George Bourne was a clergyman and abolitionist who was born in England and immigrated to Baltimore Maryland in 1804. Where he became a journalist. He became a Presbyterian minister in Virginia where the anti-slave sentiment was strong and he became convinced that anyone who "who holds Slaves and who pretends to be a Christian or a Republican, is either an incurable idiot ... or an obdurant sinner" (Christie and Dumond, p. 105). "Between 1810 and 1815 he began excluding slave owners from his congregation and sought to convert the Presbyterian church to his antislavery views. At the 1815 Philadelphia Presbyterian General Assembly, Bourne shocked delegates by questioning the Christianity of individuals who owned slaves, condemning them as 'man-stealers.' Heckling and attempts to silence him only incensed Bourne, who became more vehement in his condemnations. He charged ministers who owned slaves at the time of their ordination with violating church rules and Christian doctrine and repudiated the assembly's attempt to restore peace as 'deceptive and two-faced'... Although usually remembered as one of the first radical abolitionists, Bourne was also one of the earliest leaders of the American nativist, or anti-Catholic, crusade. Bourne's abolitionism and virulent nativism shared the same evangelical Protestant foundation, commitment to freedom and liberty, abhorrence of tyranny, and a prurient obsession with the sexual exploitation of women... The plight of the women who suffered under the tyranny of Jesuits in [his fictional writing] 'Lorette' are indistinguishable from the real-life horrors that Bourne outlined in "Slavery Illustrated in its Effects upon Woman and Domestic Society" (1837). To Bourne, the convent and the 'slave States are one vast brothel'... Bourne remained committed to abolitionism and nativism for the remainder of his career. He was a founding member of the American Anti-Slavery Society (1833) and a frequent contributor to [William Lloyd] Garrison's famous paper the 'Liberator.'" (Oxford Dictionary of National Biography).

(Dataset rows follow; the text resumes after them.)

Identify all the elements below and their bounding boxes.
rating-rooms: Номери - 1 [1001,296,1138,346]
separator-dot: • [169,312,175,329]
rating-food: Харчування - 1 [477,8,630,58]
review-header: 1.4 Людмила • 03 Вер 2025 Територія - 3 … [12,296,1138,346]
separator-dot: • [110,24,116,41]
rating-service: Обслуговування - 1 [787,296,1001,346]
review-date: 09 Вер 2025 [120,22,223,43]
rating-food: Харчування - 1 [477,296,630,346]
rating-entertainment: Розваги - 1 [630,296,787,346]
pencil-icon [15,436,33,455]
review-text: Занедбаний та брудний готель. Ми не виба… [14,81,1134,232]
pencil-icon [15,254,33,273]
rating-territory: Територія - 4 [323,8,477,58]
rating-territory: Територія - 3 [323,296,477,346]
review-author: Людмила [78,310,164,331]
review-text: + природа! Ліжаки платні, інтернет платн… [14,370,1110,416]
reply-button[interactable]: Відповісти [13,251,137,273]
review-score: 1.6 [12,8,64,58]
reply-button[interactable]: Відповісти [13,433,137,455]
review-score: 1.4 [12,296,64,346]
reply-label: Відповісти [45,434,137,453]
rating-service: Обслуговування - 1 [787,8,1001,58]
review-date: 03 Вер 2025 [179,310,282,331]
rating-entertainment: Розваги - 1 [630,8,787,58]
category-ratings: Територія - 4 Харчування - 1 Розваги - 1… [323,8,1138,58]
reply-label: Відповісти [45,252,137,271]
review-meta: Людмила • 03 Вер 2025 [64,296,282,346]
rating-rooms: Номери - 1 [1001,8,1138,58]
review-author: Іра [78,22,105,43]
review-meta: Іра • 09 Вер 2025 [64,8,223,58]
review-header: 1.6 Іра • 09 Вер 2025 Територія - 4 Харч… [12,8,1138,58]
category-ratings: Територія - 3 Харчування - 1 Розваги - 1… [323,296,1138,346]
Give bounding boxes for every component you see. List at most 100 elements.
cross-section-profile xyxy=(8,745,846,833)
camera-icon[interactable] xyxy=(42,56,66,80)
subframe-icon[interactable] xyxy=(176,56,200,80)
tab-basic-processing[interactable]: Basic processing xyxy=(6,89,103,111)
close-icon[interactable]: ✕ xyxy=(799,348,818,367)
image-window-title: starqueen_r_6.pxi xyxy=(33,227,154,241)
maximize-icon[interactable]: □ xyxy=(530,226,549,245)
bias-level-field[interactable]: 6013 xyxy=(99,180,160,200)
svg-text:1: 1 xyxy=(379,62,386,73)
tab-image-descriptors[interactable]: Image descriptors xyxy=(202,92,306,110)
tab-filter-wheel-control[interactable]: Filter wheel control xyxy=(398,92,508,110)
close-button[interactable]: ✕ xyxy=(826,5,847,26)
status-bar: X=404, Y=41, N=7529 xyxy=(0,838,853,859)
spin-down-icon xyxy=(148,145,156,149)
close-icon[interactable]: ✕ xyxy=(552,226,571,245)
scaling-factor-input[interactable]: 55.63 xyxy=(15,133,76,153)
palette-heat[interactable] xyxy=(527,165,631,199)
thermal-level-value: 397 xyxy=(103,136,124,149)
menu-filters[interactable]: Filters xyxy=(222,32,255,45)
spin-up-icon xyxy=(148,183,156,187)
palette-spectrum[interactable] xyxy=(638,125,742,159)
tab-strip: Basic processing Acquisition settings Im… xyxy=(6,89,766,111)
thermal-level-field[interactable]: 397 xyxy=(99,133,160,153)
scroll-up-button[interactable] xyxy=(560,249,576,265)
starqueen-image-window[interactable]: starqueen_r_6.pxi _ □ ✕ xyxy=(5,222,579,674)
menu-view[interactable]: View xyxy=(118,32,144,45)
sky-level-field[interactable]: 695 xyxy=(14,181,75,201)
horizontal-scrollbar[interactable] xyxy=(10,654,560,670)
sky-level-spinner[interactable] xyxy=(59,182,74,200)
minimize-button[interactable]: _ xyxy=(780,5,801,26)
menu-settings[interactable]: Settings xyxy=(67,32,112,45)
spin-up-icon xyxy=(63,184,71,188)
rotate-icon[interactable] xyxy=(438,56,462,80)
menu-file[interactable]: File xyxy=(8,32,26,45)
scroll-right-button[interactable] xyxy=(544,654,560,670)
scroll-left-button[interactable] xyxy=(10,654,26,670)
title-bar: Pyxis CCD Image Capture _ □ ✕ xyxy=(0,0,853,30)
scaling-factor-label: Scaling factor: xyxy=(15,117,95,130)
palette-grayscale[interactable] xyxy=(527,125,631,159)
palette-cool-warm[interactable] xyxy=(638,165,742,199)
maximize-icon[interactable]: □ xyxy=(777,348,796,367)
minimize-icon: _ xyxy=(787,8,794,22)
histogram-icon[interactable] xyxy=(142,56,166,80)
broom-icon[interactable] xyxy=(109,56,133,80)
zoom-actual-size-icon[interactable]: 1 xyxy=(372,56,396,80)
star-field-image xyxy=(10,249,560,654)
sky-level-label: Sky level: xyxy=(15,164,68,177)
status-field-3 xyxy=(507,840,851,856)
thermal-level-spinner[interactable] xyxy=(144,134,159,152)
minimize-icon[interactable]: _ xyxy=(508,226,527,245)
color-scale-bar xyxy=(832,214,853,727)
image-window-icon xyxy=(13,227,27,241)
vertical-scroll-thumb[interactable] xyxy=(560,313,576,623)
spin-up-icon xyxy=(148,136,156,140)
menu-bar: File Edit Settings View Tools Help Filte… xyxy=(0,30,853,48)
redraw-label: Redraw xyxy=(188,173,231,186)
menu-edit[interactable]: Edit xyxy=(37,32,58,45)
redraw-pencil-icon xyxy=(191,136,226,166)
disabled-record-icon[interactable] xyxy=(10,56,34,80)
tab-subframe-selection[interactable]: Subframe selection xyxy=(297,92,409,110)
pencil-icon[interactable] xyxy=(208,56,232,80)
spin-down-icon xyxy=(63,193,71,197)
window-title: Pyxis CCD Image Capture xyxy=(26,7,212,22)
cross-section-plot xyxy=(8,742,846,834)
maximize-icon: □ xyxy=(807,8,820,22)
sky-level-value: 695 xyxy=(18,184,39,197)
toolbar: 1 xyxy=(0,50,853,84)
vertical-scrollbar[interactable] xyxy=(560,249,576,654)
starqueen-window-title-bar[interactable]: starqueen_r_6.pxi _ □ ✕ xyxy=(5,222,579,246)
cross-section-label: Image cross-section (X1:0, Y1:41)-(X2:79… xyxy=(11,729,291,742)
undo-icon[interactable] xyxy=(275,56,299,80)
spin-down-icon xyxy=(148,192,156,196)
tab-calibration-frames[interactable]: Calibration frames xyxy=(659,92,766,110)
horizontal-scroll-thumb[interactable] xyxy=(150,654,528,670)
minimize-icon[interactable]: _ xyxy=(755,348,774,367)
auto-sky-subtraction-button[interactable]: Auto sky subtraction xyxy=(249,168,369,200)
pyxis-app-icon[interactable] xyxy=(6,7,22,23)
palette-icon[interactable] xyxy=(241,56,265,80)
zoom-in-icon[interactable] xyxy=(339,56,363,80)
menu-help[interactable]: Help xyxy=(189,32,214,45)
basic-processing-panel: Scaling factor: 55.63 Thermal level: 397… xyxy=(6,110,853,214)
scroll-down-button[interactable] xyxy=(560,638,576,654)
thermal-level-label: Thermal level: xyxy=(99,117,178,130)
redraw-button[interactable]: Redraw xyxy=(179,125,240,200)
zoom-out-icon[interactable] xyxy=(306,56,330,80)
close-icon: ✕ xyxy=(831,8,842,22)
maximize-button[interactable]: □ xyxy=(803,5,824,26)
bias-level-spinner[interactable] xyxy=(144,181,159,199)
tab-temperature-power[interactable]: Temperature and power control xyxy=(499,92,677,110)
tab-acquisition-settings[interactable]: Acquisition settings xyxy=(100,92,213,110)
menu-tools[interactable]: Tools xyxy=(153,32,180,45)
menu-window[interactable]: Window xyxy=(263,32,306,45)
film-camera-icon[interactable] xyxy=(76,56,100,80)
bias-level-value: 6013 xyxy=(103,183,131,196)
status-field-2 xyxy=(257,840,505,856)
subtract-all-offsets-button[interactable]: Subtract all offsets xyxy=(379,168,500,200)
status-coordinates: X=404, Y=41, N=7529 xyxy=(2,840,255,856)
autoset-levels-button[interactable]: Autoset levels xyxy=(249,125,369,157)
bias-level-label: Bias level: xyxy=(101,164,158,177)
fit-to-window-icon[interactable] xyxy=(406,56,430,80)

According to Garrison '[Bourne] was one of the earliest, most uncompromising and powerful opponents of slavery in the United States... Next to the Bible, we are indebted to his work for our view of the system of slavery." However "The thrust of Bourne's antislavery position rested on religious premises." According to David Brion Davis "Bourne was far more interested in the purification of religion than in slavery as an institution." "Bourne's regions values were certainly central to his abolitionism, but his antislavery arguments rested as much if not more so on concerns regarding female sexual purity, marriage, and the family. His focus on the way in which slavery threatened domestic relations heightened by the 1830s, as reflected in his book, Slavery Illustrated in its Effects Upon woman and Domestic Society." (Escaped Nuns: True Womanhood and the Campaign Against Convents in Antebellum, By Cassandra L. Yacovazzi). To this, Bourne pleads with Christian women of both the North and South to speak out against slavery in hopes of keeping the Christian religion pure of the sins of slavery.